I was impressed with another city's example of brotherly love today. I had just finished reading the miraculous account of how the Lord liberated his people from bondage in Mosiah. I found it curious that Gideon referred to the Lamanites as 'our brethren' (Mosiah 22:3). These are hardly the words I expected from a man that was then enslaved by the Lamanites. It wouldn't have been terribly surprising to see him react more like the Philadelphian on the plane given that he'd spent his life on the battlefield fighting 'his brothers'. To my further surprise, Gideon's sentients were also expressed by the people of Zarahemla as they were joined by the peoples of Limhi and Alma.
If the people of Zarahemla can feel this kind of concern for their former masters and arch-enemies, then Philadelphia is obliged to step aside. It begs the question: What were they doing right? and What are we doing wrong? We profess to be members of the same church as the one established in Zarahemla, yet so often can't talk civilly with someone with different political views, or ethnic background or religious traditions. So often it's us and them, and we certainly aren't prone to see them as our brothers. After all, they are different. Most of us aren't even close to being able to live by the Savior's charge to 'love thy neighbor as thyself' (Matthew 22:39). Fortunately, there's a lot of us that are trying to be better. If we could simply get this down, so many of the world's problems would sort themselves out.
"And again, when they thought upon the Lamanites, who were their brethren, of the sinful and polluted state, they were filled with pain and anguish for the welfare of their souls." (Mosiah 25:11)
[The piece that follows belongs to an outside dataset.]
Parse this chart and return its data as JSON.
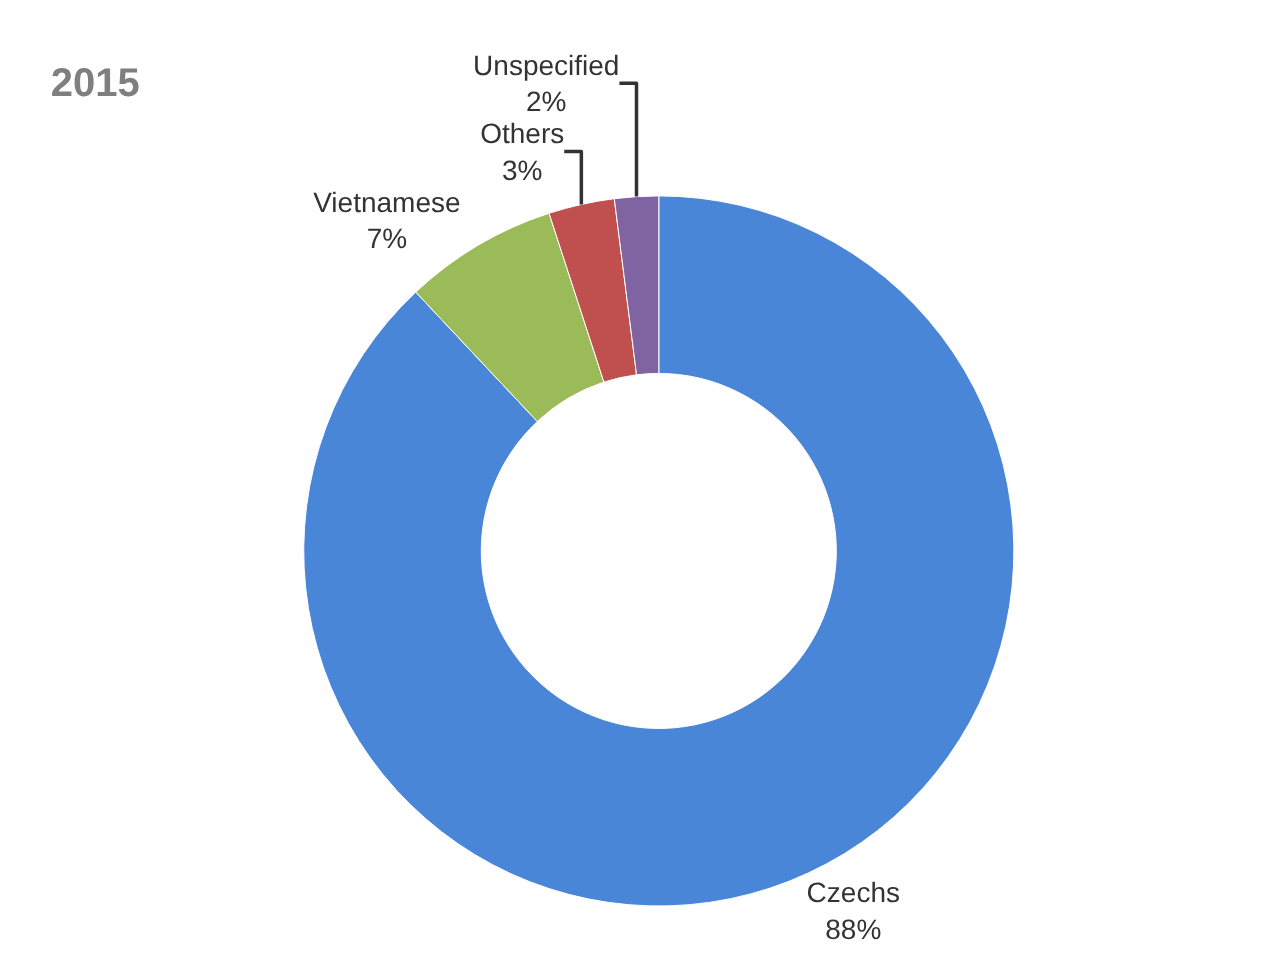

I don't know exactly how the City of Zarahemla got there, but think part of it may lie in a detail towards the end of the same chapter.
"And they were called the people of God. And the Lord did pour out his Spirit upon them, and they were blessed and prospered in the land." (Mosiah 25: 24)
The Spirit of the Lord brings with it the spirit of brotherly love. To have the latter is good; to have them both is better.